Do not use the GAIN slider!
Firstly: do NOT use the gain sliders (at the beginning of each track) to adjust volume. This will bite you in the butt later. Especially when you have lots of different audiofiles on one track (which I have).
This might work if you have maybe one or two tracks. But in my case, adding different audio files (with different volumes!) to the same track; the gain slider becomes useless. This is the reason I five tracks, I used the gain slider on one of the tracks in the beginning. I later found out that this was a dumb move and it was too much work to retweak the volume of the audiotracks, so I left the gain as it was, and started a new track.
The tip is: use effects to change the volume of audiofiles!
Note: For all of the effects to work you first need to select (part) of a track or audiofile.
Amplify voice tracks (especially), and always use the recommended setting. Audacity knows how much it can amplify. Do this.
Under Effect -> Volume and compression.
Compress with -30 / -60 / 3:1 / 0.10 / 1.0. I picked these settings up from here.
This will top off peaks, and boost your voice tracks to a maximum for much louder and clearer sound.
Under Effect -> Volume and compression.
Effects: Fade-in / Fade-out
Use these to fade tracks in and out. Or crossfade tracks.
Select part of a track and select either In or Out.
Use longer or shorter stretches, listen to what sounds right.
If you want to reduce volume, use this. Play around with the setting. Again: do not use the gain sliders. The great thing is (as with most effects) you can use it on parts of an audiofile. Just select the part you want to normalize or amplify.
Also: see the Envelope Tool below (I did not know about this tool after finishing my project).
Export to MP3
I use the default settings. Audacity does the mix for you when you export your project (File->Export->Export as MP3). So I don’t mix everything down to one file before exporting (Tracks->Mix), there is no reason and you can’t really tweak your project anymore afterwards.
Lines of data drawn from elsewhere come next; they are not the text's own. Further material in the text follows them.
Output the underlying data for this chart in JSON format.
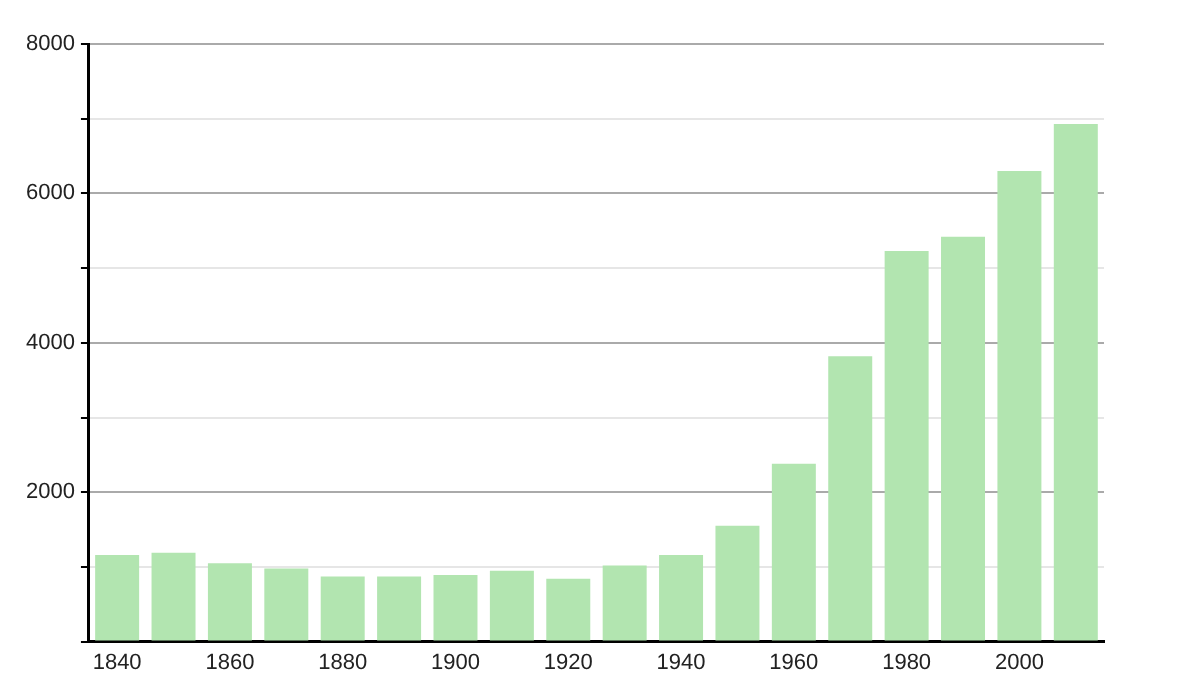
{
  "chart_data": {
    "type": "bar",
    "categories": [
      "1840",
      null,
      "1860",
      null,
      "1880",
      null,
      "1900",
      null,
      "1920",
      null,
      "1940",
      null,
      "1960",
      null,
      "1980",
      null,
      "2000",
      null
    ],
    "values": [
      1160,
      1190,
      1050,
      980,
      870,
      870,
      890,
      950,
      840,
      1020,
      1160,
      1550,
      2380,
      3820,
      5230,
      5420,
      6300,
      6930
    ],
    "color": "#b2e5b0",
    "ylim": [
      0,
      8000
    ],
    "yticks": [
      {
        "value": 0,
        "label": null
      },
      {
        "value": 1000,
        "label": null
      },
      2000,
      {
        "value": 3000,
        "label": null
      },
      4000,
      {
        "value": 5000,
        "label": null
      },
      6000,
      {
        "value": 7000,
        "label": null
      },
      8000
    ],
    "grid": "y",
    "legend": false
  }
}
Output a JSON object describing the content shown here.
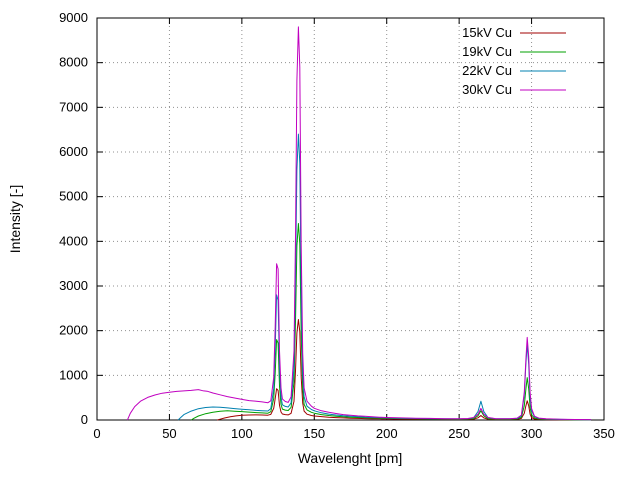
{
  "chart_data": {
    "type": "line",
    "title": "",
    "xlabel": "Wavelenght [pm]",
    "ylabel": "Intensity [-]",
    "xlim": [
      0,
      350
    ],
    "ylim": [
      0,
      9000
    ],
    "xticks": [
      0,
      50,
      100,
      150,
      200,
      250,
      300,
      350
    ],
    "yticks": [
      0,
      1000,
      2000,
      3000,
      4000,
      5000,
      6000,
      7000,
      8000,
      9000
    ],
    "grid": true,
    "legend_position": "top-right",
    "series": [
      {
        "name": "15kV Cu",
        "color": "#a00000",
        "points": [
          [
            83,
            0
          ],
          [
            85,
            18
          ],
          [
            88,
            45
          ],
          [
            92,
            72
          ],
          [
            96,
            92
          ],
          [
            100,
            105
          ],
          [
            105,
            112
          ],
          [
            110,
            115
          ],
          [
            114,
            112
          ],
          [
            118,
            108
          ],
          [
            120,
            125
          ],
          [
            122,
            260
          ],
          [
            123,
            480
          ],
          [
            124,
            700
          ],
          [
            125,
            660
          ],
          [
            126,
            330
          ],
          [
            127,
            180
          ],
          [
            128,
            135
          ],
          [
            130,
            120
          ],
          [
            132,
            115
          ],
          [
            134,
            150
          ],
          [
            136,
            420
          ],
          [
            137,
            1100
          ],
          [
            138,
            1950
          ],
          [
            139,
            2250
          ],
          [
            140,
            1980
          ],
          [
            141,
            950
          ],
          [
            142,
            380
          ],
          [
            143,
            200
          ],
          [
            145,
            130
          ],
          [
            148,
            100
          ],
          [
            150,
            90
          ],
          [
            155,
            75
          ],
          [
            160,
            63
          ],
          [
            165,
            54
          ],
          [
            170,
            46
          ],
          [
            175,
            40
          ],
          [
            180,
            36
          ],
          [
            185,
            32
          ],
          [
            190,
            29
          ],
          [
            195,
            26
          ],
          [
            200,
            24
          ],
          [
            210,
            20
          ],
          [
            220,
            17
          ],
          [
            230,
            15
          ],
          [
            240,
            13
          ],
          [
            250,
            12
          ],
          [
            256,
            14
          ],
          [
            260,
            20
          ],
          [
            263,
            50
          ],
          [
            265,
            100
          ],
          [
            267,
            48
          ],
          [
            270,
            18
          ],
          [
            275,
            12
          ],
          [
            280,
            12
          ],
          [
            285,
            12
          ],
          [
            290,
            16
          ],
          [
            293,
            35
          ],
          [
            295,
            150
          ],
          [
            296,
            310
          ],
          [
            297,
            430
          ],
          [
            298,
            320
          ],
          [
            299,
            130
          ],
          [
            300,
            55
          ],
          [
            302,
            22
          ],
          [
            305,
            13
          ],
          [
            310,
            9
          ],
          [
            320,
            6
          ],
          [
            330,
            4
          ],
          [
            341,
            3
          ]
        ]
      },
      {
        "name": "19kV Cu",
        "color": "#00a000",
        "points": [
          [
            65,
            0
          ],
          [
            67,
            40
          ],
          [
            70,
            90
          ],
          [
            75,
            140
          ],
          [
            80,
            175
          ],
          [
            85,
            195
          ],
          [
            90,
            205
          ],
          [
            95,
            198
          ],
          [
            100,
            188
          ],
          [
            105,
            176
          ],
          [
            110,
            166
          ],
          [
            114,
            158
          ],
          [
            118,
            152
          ],
          [
            120,
            185
          ],
          [
            122,
            480
          ],
          [
            123,
            1050
          ],
          [
            124,
            1800
          ],
          [
            125,
            1720
          ],
          [
            126,
            760
          ],
          [
            127,
            350
          ],
          [
            128,
            245
          ],
          [
            130,
            222
          ],
          [
            132,
            212
          ],
          [
            134,
            285
          ],
          [
            136,
            850
          ],
          [
            137,
            2200
          ],
          [
            138,
            3900
          ],
          [
            139,
            4400
          ],
          [
            140,
            3950
          ],
          [
            141,
            1900
          ],
          [
            142,
            700
          ],
          [
            143,
            350
          ],
          [
            145,
            225
          ],
          [
            148,
            172
          ],
          [
            150,
            152
          ],
          [
            155,
            122
          ],
          [
            160,
            100
          ],
          [
            165,
            85
          ],
          [
            170,
            72
          ],
          [
            175,
            63
          ],
          [
            180,
            56
          ],
          [
            185,
            50
          ],
          [
            190,
            45
          ],
          [
            195,
            40
          ],
          [
            200,
            37
          ],
          [
            210,
            31
          ],
          [
            220,
            27
          ],
          [
            230,
            23
          ],
          [
            240,
            20
          ],
          [
            250,
            19
          ],
          [
            256,
            22
          ],
          [
            260,
            32
          ],
          [
            263,
            95
          ],
          [
            265,
            205
          ],
          [
            267,
            95
          ],
          [
            270,
            30
          ],
          [
            275,
            20
          ],
          [
            280,
            19
          ],
          [
            285,
            19
          ],
          [
            290,
            25
          ],
          [
            293,
            60
          ],
          [
            295,
            320
          ],
          [
            296,
            670
          ],
          [
            297,
            950
          ],
          [
            298,
            700
          ],
          [
            299,
            280
          ],
          [
            300,
            115
          ],
          [
            302,
            42
          ],
          [
            305,
            22
          ],
          [
            310,
            15
          ],
          [
            320,
            9
          ],
          [
            330,
            7
          ],
          [
            341,
            5
          ]
        ]
      },
      {
        "name": "22kV Cu",
        "color": "#0080b0",
        "points": [
          [
            56,
            0
          ],
          [
            58,
            60
          ],
          [
            60,
            120
          ],
          [
            65,
            200
          ],
          [
            70,
            252
          ],
          [
            75,
            280
          ],
          [
            80,
            292
          ],
          [
            85,
            285
          ],
          [
            90,
            272
          ],
          [
            95,
            255
          ],
          [
            100,
            242
          ],
          [
            105,
            228
          ],
          [
            110,
            216
          ],
          [
            114,
            208
          ],
          [
            118,
            202
          ],
          [
            120,
            255
          ],
          [
            122,
            700
          ],
          [
            123,
            1600
          ],
          [
            124,
            2800
          ],
          [
            125,
            2680
          ],
          [
            126,
            1150
          ],
          [
            127,
            520
          ],
          [
            128,
            340
          ],
          [
            130,
            305
          ],
          [
            132,
            292
          ],
          [
            134,
            385
          ],
          [
            136,
            1200
          ],
          [
            137,
            3200
          ],
          [
            138,
            5600
          ],
          [
            139,
            6400
          ],
          [
            140,
            5750
          ],
          [
            141,
            2800
          ],
          [
            142,
            1050
          ],
          [
            143,
            520
          ],
          [
            145,
            310
          ],
          [
            148,
            235
          ],
          [
            150,
            205
          ],
          [
            155,
            162
          ],
          [
            160,
            132
          ],
          [
            165,
            112
          ],
          [
            170,
            96
          ],
          [
            175,
            85
          ],
          [
            180,
            75
          ],
          [
            185,
            66
          ],
          [
            190,
            59
          ],
          [
            195,
            53
          ],
          [
            200,
            48
          ],
          [
            210,
            40
          ],
          [
            220,
            34
          ],
          [
            230,
            30
          ],
          [
            240,
            26
          ],
          [
            250,
            25
          ],
          [
            256,
            30
          ],
          [
            260,
            50
          ],
          [
            263,
            190
          ],
          [
            265,
            420
          ],
          [
            267,
            190
          ],
          [
            270,
            50
          ],
          [
            275,
            28
          ],
          [
            280,
            26
          ],
          [
            285,
            26
          ],
          [
            290,
            36
          ],
          [
            293,
            95
          ],
          [
            295,
            560
          ],
          [
            296,
            1220
          ],
          [
            297,
            1700
          ],
          [
            298,
            1250
          ],
          [
            299,
            500
          ],
          [
            300,
            205
          ],
          [
            302,
            72
          ],
          [
            305,
            36
          ],
          [
            310,
            22
          ],
          [
            320,
            13
          ],
          [
            330,
            9
          ],
          [
            341,
            7
          ]
        ]
      },
      {
        "name": "30kV Cu",
        "color": "#c000c0",
        "points": [
          [
            21,
            0
          ],
          [
            23,
            150
          ],
          [
            26,
            300
          ],
          [
            30,
            420
          ],
          [
            35,
            505
          ],
          [
            40,
            560
          ],
          [
            45,
            600
          ],
          [
            50,
            622
          ],
          [
            55,
            640
          ],
          [
            60,
            652
          ],
          [
            65,
            662
          ],
          [
            70,
            680
          ],
          [
            73,
            655
          ],
          [
            76,
            645
          ],
          [
            80,
            605
          ],
          [
            85,
            565
          ],
          [
            90,
            525
          ],
          [
            95,
            492
          ],
          [
            100,
            462
          ],
          [
            105,
            435
          ],
          [
            110,
            422
          ],
          [
            114,
            405
          ],
          [
            118,
            388
          ],
          [
            120,
            430
          ],
          [
            122,
            950
          ],
          [
            123,
            2100
          ],
          [
            124,
            3500
          ],
          [
            125,
            3380
          ],
          [
            126,
            1550
          ],
          [
            127,
            720
          ],
          [
            128,
            470
          ],
          [
            130,
            415
          ],
          [
            132,
            395
          ],
          [
            134,
            520
          ],
          [
            136,
            1550
          ],
          [
            137,
            4100
          ],
          [
            138,
            7600
          ],
          [
            139,
            8800
          ],
          [
            140,
            7900
          ],
          [
            141,
            3900
          ],
          [
            142,
            1500
          ],
          [
            143,
            720
          ],
          [
            145,
            420
          ],
          [
            148,
            310
          ],
          [
            150,
            262
          ],
          [
            155,
            205
          ],
          [
            160,
            172
          ],
          [
            165,
            145
          ],
          [
            170,
            122
          ],
          [
            175,
            105
          ],
          [
            180,
            92
          ],
          [
            185,
            82
          ],
          [
            190,
            72
          ],
          [
            195,
            63
          ],
          [
            200,
            57
          ],
          [
            210,
            47
          ],
          [
            220,
            40
          ],
          [
            230,
            35
          ],
          [
            240,
            30
          ],
          [
            250,
            29
          ],
          [
            256,
            34
          ],
          [
            260,
            55
          ],
          [
            263,
            130
          ],
          [
            265,
            260
          ],
          [
            267,
            130
          ],
          [
            270,
            55
          ],
          [
            275,
            32
          ],
          [
            280,
            30
          ],
          [
            285,
            30
          ],
          [
            290,
            42
          ],
          [
            293,
            110
          ],
          [
            295,
            620
          ],
          [
            296,
            1320
          ],
          [
            297,
            1850
          ],
          [
            298,
            1420
          ],
          [
            299,
            620
          ],
          [
            300,
            255
          ],
          [
            302,
            85
          ],
          [
            305,
            42
          ],
          [
            310,
            26
          ],
          [
            320,
            16
          ],
          [
            330,
            11
          ],
          [
            341,
            8
          ]
        ]
      }
    ]
  }
}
Overall Audacity does a good job of creating a good mix.
Things I later learned
After I finished the project I was pretty happy with the result but I picked up two new tips from this great YouTube video:
I have not used the next two effects, but for a next project I definitely might.
Effects: Auto Duck
Duck part of a track so the volume is lower. Great for voice-overs.
With the Envelope Tool (F2) you can drag and slide the volume of an audio file. Amazing.
One thing I wish I knew
Audacity is really good, I love it. There is one thing however — I am pretty sure there probably is a shortcut for — but I have not figured it out yet.
When cutting an audiofile at the end or beginning (which I did a lot near the end of the project), the length of the audiofile shrinks and the audiofile MOVES to fill the newly created gap! But every other track/audiofile after does not move. So I wish I knew how to automatically move ALL tracks and audiofiles over to fill the newly created gap all while keeping all the tracks correctly aligned.
What I do now is (after the cut) select everything (with my mouse) and move it to fill the gap. Seems there should be an easier way to do this.